Other areas also categorised as “other energy” are state-level fuel policies, transport policies, development of power projects and transmission infrastructure.
“If a state promotes more incumbent fossil fuels than emerging clean technologies under such programs, it is again likely to benefit the fossil fuel sector more,” said Garg.
The report highlights that India’s energy-related commitments in the EPT are only an “at least” value and that it could be much higher than $122bn.
“The EPT only quantifies the cost of a policy that can be drawn from publicly available sources,” said report co-author Max Schmidt, a Carlo Schmid Fellow with the IISD.
There are many measures for which values are not available from official documentation such as support for commercial mining of coal, pushing back timelines to install pollution control technologies for coal-fired power plants, adding 100 more districts to the City Gas Distribution network, but also capital support of 25-year power purchase agreements and waiving inter-state transmission charges for renewable energy.
“With more transparent reporting, we would likely see support skewed towards fossil fuels rather than renewable energy,” said Schmidt. “But as of now, the picture in India is incomplete.”
Report recommendations on how to deliver a “green recovery” in India
As India starts to recover from the Covid-19 pandemic, the report makes six recommendations that could strengthen economic action, increase job opportunities and foster sustainability across the board to help deliver a “green recovery” in 2021.
As part of restarting the economy, it says the first step should be for the government to invest in India’s capacity to manufacture for the “green energy revolution”.
The second measure calls for the country to start investing in the “distributed system of tomorrow”, instead of just investing in trying to fix the problems of its existing electricity distribution system.
It should also increase the adoption of distributed rooftop solar energy sources and energy efficiency measures, which the report refers to as low hanging fruit that would help “alleviate discom woes” while making power more reliable and helping in job creation.
It recommends avoiding further rollbacks in standards and the lock-in of fossil fuel assets.
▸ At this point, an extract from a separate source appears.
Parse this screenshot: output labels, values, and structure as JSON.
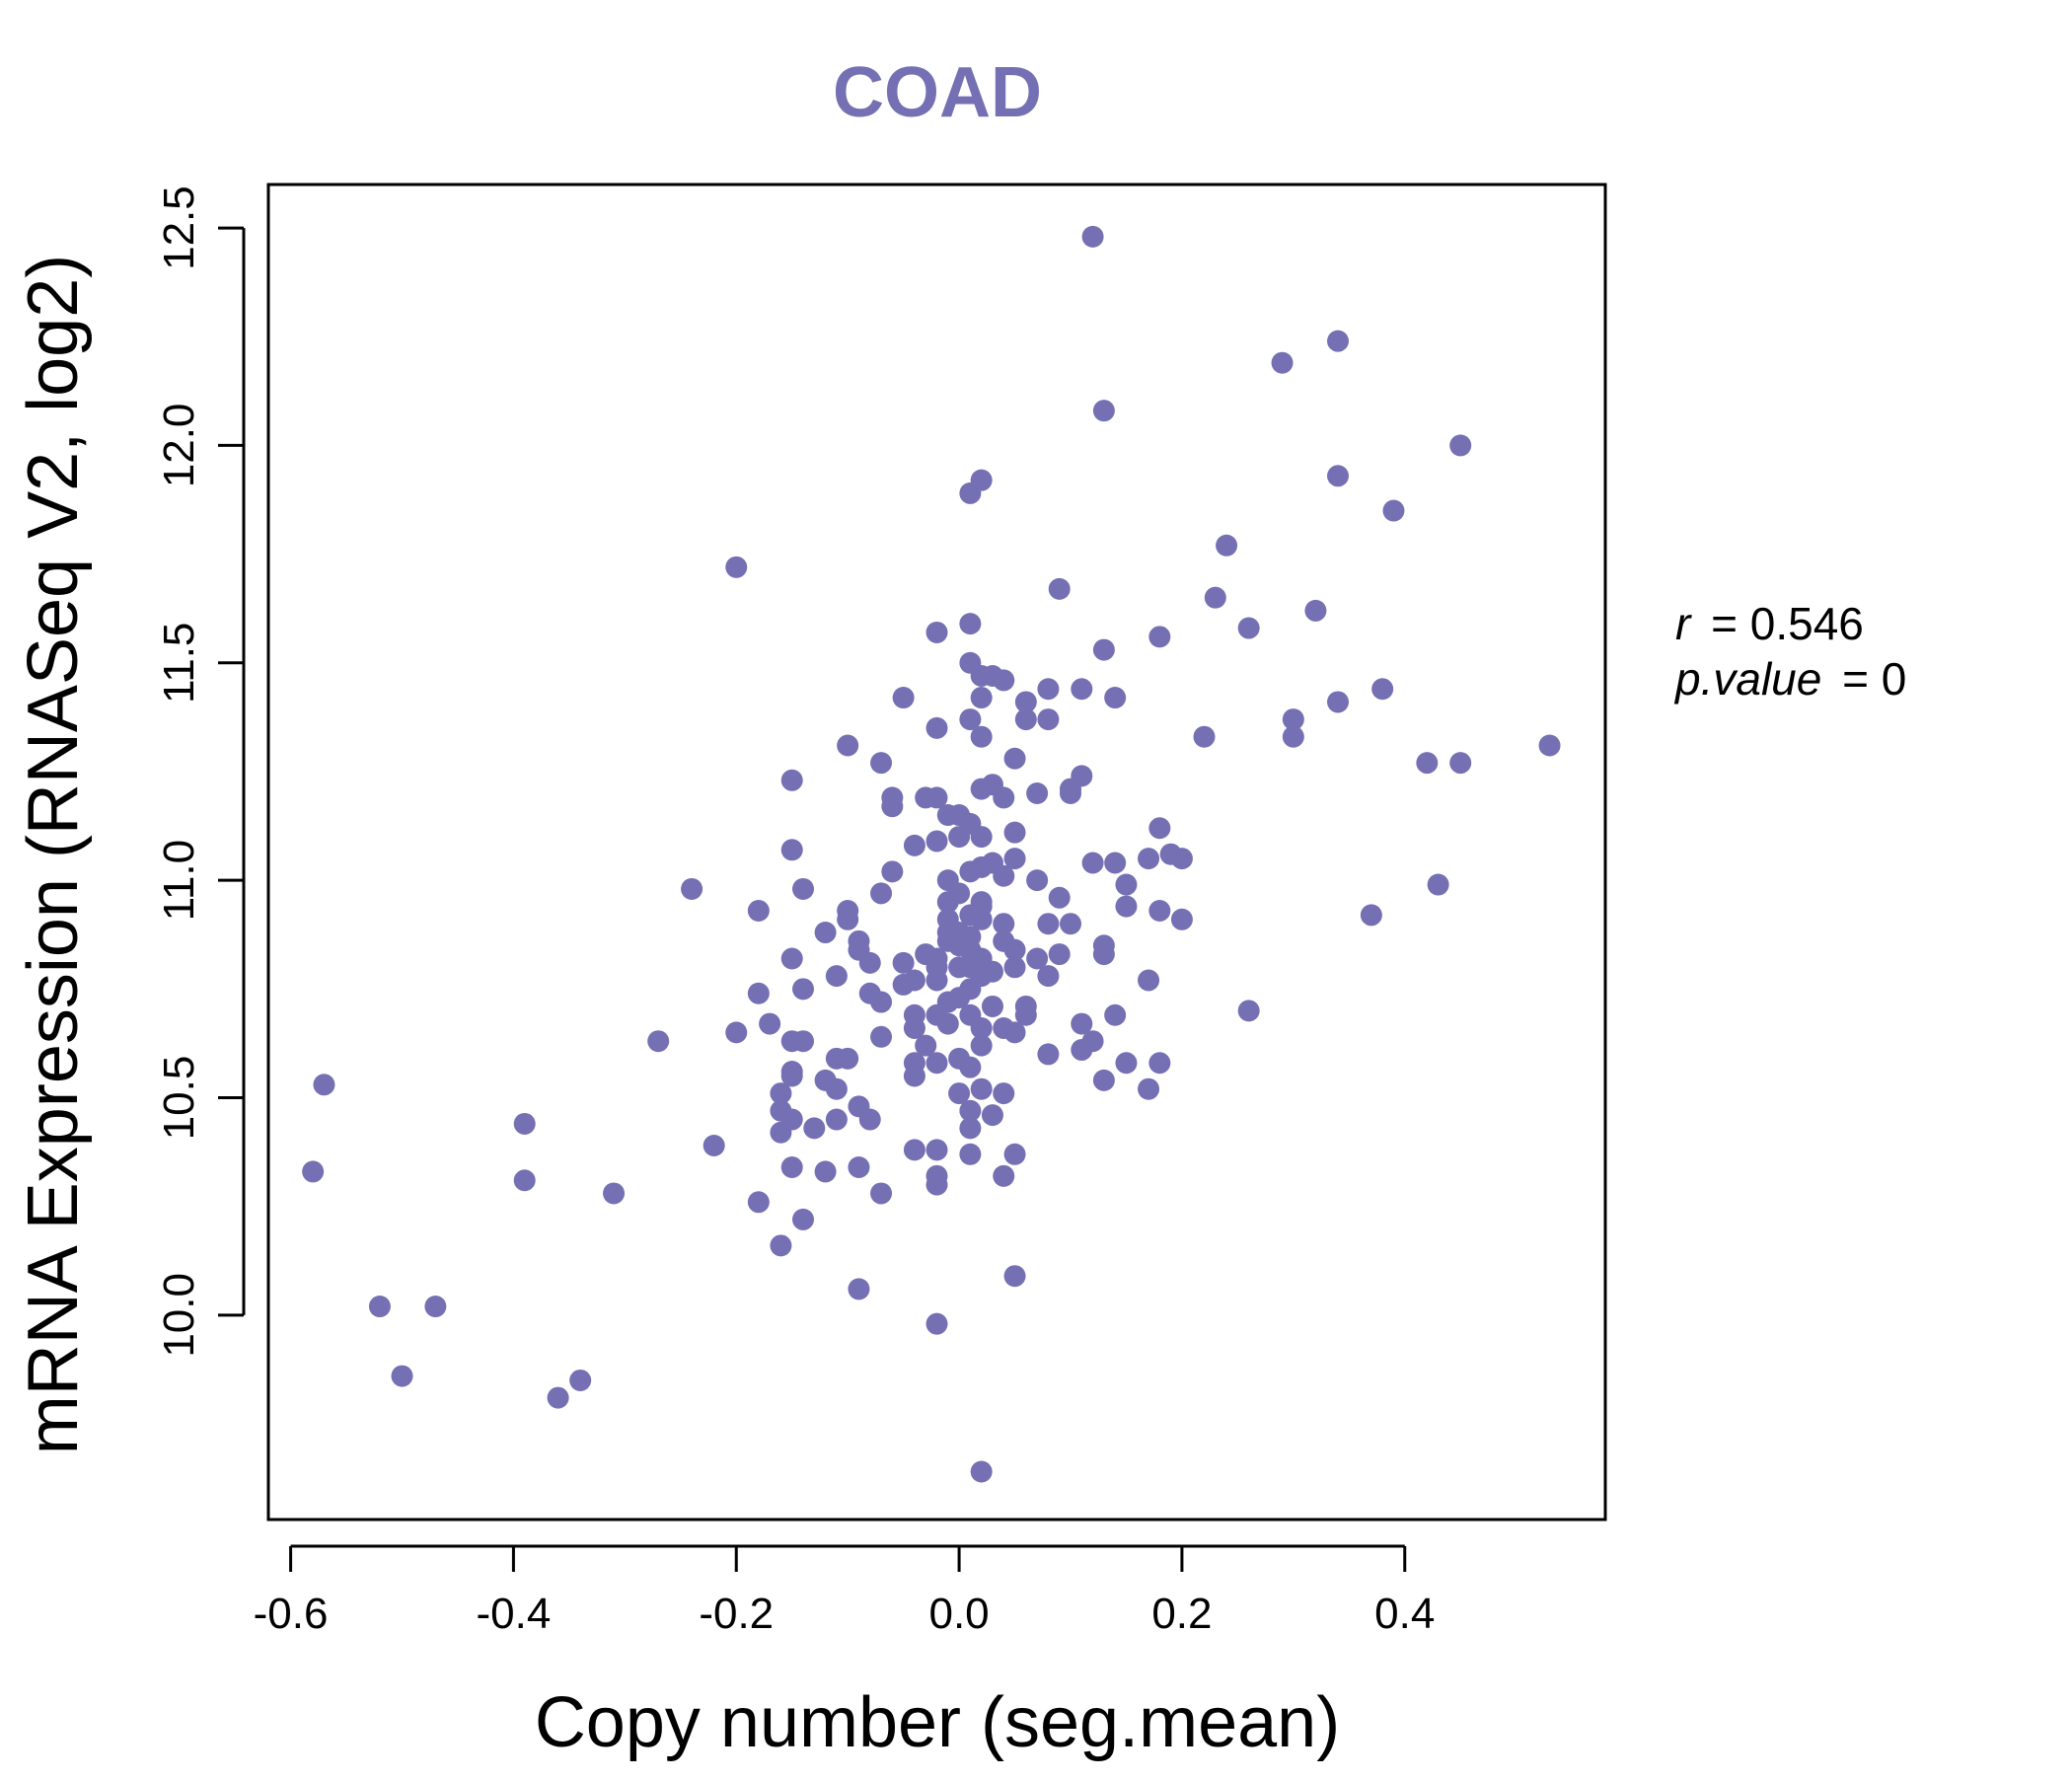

Achieving energy security through domestic production that does not exacerbate air pollution, undermine forests or the climate crisis should be the priority, says the report.
Another action is the targeting of subsidies to the intended beneficiaries and the savings to be redirected for promotion of clean technologies, as well as increasing fossil fuel taxation and attaching more conditionalities to new fossil projects in order to “level the playing field”.
The final recommendation calls for the government to work on resolving policy and legacy issues to attract global and Indian financial institutions to bring in more capital to the deflationary, domestic renewables sector.